The validated pharmacophore models were chosen for queries in our pharmacophore-based virtual screening [15]. Screening was conducted to identify hit compounds with chemical features corresponding to those of the template [25]. If a molecule can be fitted inside pharmacophore features, it could be considered a hit molecule based on the fitness score [26]. Existing conformers of all ligands in the database were included and screened for matches on at least 4 out of 5 or 5 out of 6 site points using the advanced pharmacophore method in PHASE (Schrödinger) running on a Linux-x86_64. The output of this QSAR model represented a maximum of 100,000 hits (≤1 hit per molecule) and considered atom types when computing volume scores. The commercially available compound library from eMolecules was used as the source of screening compounds to find novel hit compounds.

2.6. Hit Selection

The screened in silico hits were docked to the D3R using the best docking condition identified when R22 was docked to the apo protein (3PBL). The processed compounds were then subjected to filtering, and the selected hit molecules were grouped by k-means clustering using binary fingerprints generated with MACCs in Canvas. According to general optimal k decision rules: (1) maximum betweenness of clusters as separation of clusters; (2) minimum withinness in a cluster as cluster tightness or homogeneity in explicit clustering, fingerprint based k-means clustering proposed us ten as the optimal k so that they were divided into 10 clusters based on their molecular similarity.
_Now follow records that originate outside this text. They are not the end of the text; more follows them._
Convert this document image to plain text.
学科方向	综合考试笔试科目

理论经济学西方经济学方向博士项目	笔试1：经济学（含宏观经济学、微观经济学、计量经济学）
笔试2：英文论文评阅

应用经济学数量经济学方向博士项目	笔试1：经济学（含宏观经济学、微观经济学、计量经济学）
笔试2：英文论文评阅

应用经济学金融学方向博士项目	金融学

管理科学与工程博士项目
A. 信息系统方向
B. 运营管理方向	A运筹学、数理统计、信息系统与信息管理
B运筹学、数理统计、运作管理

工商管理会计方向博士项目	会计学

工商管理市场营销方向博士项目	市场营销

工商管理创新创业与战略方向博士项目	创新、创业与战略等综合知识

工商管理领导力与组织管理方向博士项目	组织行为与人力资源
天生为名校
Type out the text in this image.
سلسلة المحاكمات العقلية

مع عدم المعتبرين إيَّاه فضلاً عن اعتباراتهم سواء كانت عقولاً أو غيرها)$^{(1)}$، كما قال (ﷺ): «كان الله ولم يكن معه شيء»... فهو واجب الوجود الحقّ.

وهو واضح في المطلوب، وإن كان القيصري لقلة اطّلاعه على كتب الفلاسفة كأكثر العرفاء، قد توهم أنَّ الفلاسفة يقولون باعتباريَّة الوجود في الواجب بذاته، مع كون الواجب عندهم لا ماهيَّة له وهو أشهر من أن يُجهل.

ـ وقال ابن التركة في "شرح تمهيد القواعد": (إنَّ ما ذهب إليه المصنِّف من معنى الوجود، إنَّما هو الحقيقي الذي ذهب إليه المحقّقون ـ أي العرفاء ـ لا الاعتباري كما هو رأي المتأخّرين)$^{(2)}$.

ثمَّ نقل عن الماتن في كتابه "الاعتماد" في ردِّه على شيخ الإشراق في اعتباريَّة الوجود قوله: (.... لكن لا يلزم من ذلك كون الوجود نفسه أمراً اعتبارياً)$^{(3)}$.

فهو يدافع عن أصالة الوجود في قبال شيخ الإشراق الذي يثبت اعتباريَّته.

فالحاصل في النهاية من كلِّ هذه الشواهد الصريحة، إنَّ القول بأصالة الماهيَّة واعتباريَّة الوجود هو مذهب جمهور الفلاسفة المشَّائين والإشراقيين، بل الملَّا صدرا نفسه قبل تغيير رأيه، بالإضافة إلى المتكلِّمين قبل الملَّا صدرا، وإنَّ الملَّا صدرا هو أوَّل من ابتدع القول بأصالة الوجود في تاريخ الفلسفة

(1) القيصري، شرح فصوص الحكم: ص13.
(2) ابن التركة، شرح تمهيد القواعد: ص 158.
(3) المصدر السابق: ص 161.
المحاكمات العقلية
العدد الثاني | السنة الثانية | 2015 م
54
Representative compounds from these clusters were then selected after considering their estimated efficacy, docking scores, and CNS drug-like properties.
A summary of the hit selection workflow is summarized in Figure 2. Hit compounds identified by screening using two models were sorted by fitness score in descending order; then, they were filtered using the following drug-like criteria based on Lipinski’s rule: AlogP < 5; molecular refractivity of 4~130; nitrogen-containing; Molecular weight (MW) of 180~500 and preferably around 400; Polar surface area (PSA) < 90; Hydrogen bonding donor (HBD) < 5; and Hydrogen bonding acceptor (HBA) < 10 [27]. Filtered hits were processed through Ligprep for conversion to 3D, docked to 3PBL to investigate their interaction with the target protein, and filtered using the secondary criteria of a docking score < −7, a ligand efficiency < −0.3 [28], and a charge range from −1 to 1. Qikprop in Maestro is used to apply CNS-like property filtering criteria of QPlogBB > −0.523, BB > 0.3 [29,30,31], and CNS ≥ 1; the score value of −2 is CNS inactive, and the score value of 2 is CNS active [32].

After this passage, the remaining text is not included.